Update: Richard mentioned that the rapid response meant that BofA have heard this concern once before. I found this thread [dansanderson.com] discussing mynewcard.com in August 2003! Which adds a fourth thing BofA did wrong: they didn’t fix it!

Chinese website registration

Internet censorship, Legal issues, Privacy technology

The OpenNet Initiative has released a bulletin on China’s website registration policy. This mandates that all non-commercial websites hosted in China be registered with the Ministry of Information Industry (MII), whereas previously this applied only to commercial sites.

Failure to register a site by July 2005 was punishable by a ¥10 000 fine (about €1 000 and 2/3 of an average urban Chinese annual income) as well as removal the website. Sites are required to put their registration number at the center-bottom of the homepage. Failure to comply makes the owner liable for a ¥5 00010 000 fine.

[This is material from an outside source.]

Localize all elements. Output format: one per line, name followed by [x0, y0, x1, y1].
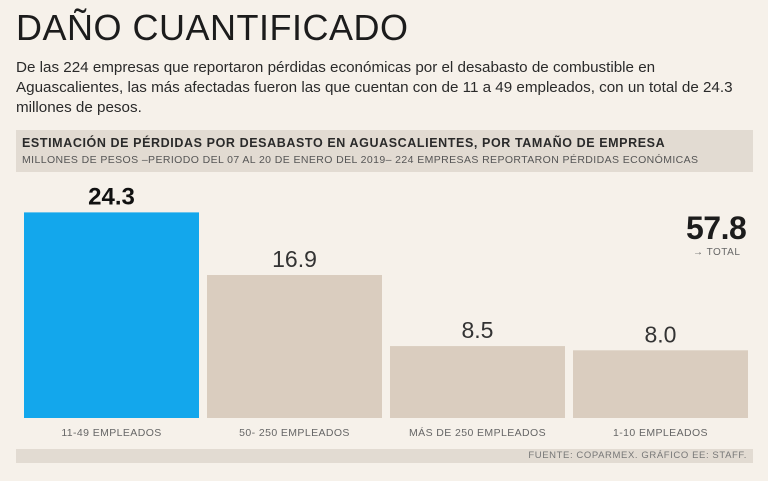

Enforcement is not only by the MII, but also by the hosting ISPs. This is encouraged by a ¥10 000 fine for hosting unregistered content. ISPs are also responsible for cutting off sites in violation of these rules, however IP/port blocks have also been reported, along with the consequent over-blocking of virtual hosts. The MII also operates the “Night Crawler” which searches for sites not displaying a registration number.

Rebecca MacKinnon suggests that this move might shift Chinese bloggers on to commercial sites such as MSN Spaces, Blogbus, Bokee or Sina, which implement their own keyword filtering to prevent themselves being blocked (as Typepad and Blogsome have been). This shifts the cost and accountability of censorship away from the government and to the edges, as has been done for registration enforcement. The remaining bloggers who maintain their own site will be required to register and so are more likely to self-censor.

The registration process is entirely online, and consists of the owner entering personal information (name, address, etc…) as well as the site description, an email address and mobile phone number. The registration request must then be reviewed by the MII and after a few days the owner is notified of the result and given the registration number if successful.

Interestingly, only the mobile phone number and email address are verified by sending a code to them, which ties in well to the compulsory mobile phone registration in December. Criminals in the UK have been known to steal mobile phones to give untraceable communication in the course of committing offences. Perhaps stolen phones will be used in China to produce fraudulent website registrations for people who would like to keep their anonymity?